Ninety-nine percent of Fiscal Court’s transportation subsidy is awarded to educational institutions that promote religious teachings and beliefs. Yet equivalent support for the public school optional educational programs is withheld.

These Kentucky constitutional provisions appear to restrict direct aid from state or local government to sectarian schools much more specifically and significantly than the only counterpart provision in the Federal Constitution, which is the “establishment of religion” clause in the First Amendment. Thus we find the restrictions deemed to apply in the less restrictive context found in Lemon v. Kurtzman, 403 U.S. 602, 91 S.Ct. 2105, 29 L.Ed.2d 745 (1971), helpful in deciding how to apply our own state constitutional provisions.2 The United States Supreme Court struck down as unconstitutional a Pennsylvania statute allowing the state to provide funds directly to private schools to purchase “secular education services.” It specified a three-part test for testing a statute of this nature, against the “establishment of religion” clause in the First Amendment. The third prong of the test used in Lemon v. Kurtzman to strike the statute is that “the statute must not foster ‘an excessive government entanglement with religion.’ ” 403 U.S. at 613, 91 S.Ct. at 2111. Justice Black explained, in his concurring opinion:

“... a grave constitutional decision [must not] turn merely on cost accounting and bookkeeping entries.... The school is an organism living on one budget. What the taxpayers give for salaries of those who teach only the humanities or science without any trace of proselytizing enables the school to use all of its own funds for religious training.... sophisticated attempts to avoid the Constitution are just as invalid as simple-minded ones.” 403 U.S. at 641, 91 S.Ct. at 2125.

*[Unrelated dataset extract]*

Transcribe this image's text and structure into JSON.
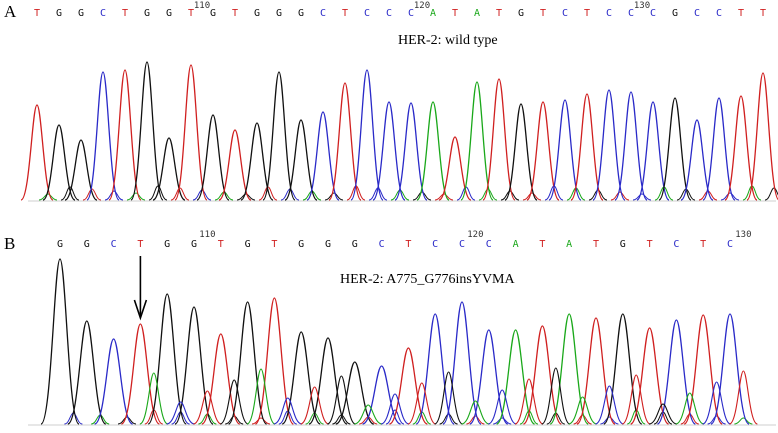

In Wolman v. Walter, 433 U.S. 229, 97 S.Ct. 2593, 53 L.Ed.2d 714 (1977), the U.S. Supreme Court addressed the “establishment of religion” clause in the First Amendment of the United States Constitution, and held it was violated by statutory provisions pertaining to field trip services because the nonpublic school was the true recipient of the services and the public school authorities would be unable adequately to ensure secular use of the field trip funds without close supervision of the nonpublic institution, thus creating excessive church-state entanglement. The trial judge in the present case found this reasoning persuasive in applying § 5 of the Kentucky Constitution to the present case, and we agree.

On the other hand, the trial judge believed that “[t]here is no clear violation of *687Section 189 ... (because) taxes have not been raised for educational purposes but were taken from the general fund.” However, § 189 states in pertinent part that “[n]o portion of any fund or tax now existing,” as well as of any fund “that may hereafter be raised or levied for educational purposes, shall be appropriated to or used by or in aid of any church, sectarian or denomination school.” (Emphasis added). Because § 189 includes “any fund or tax now existing” as well as any tax “hereafter to be raised or levied for educational purposes,” we perceive § 189 as well as § 5 applying to the present circumstances.

Therefore, for the reasons stated in this opinion, the judgment of the trial court is affirmed.

STEPHENS, C.J., and SPAIN and STUMBO, JJ., concur. WINTERSHEIMER, J., dissents by separate opinion in which LAMBERT and REYNOLDS, JJ., join.

. The present method of direct payment by grants to private schools and school systems does not conform to any of the methods specified in subsection (2), which raises issues which we will discuss later in this opinion.

. There is no Federal constitutional issue raised or decided in this case, either at trial or appellate level. We refer to decisions of the U.S. Supreme Court solely for their reasoning, and not as binding authority.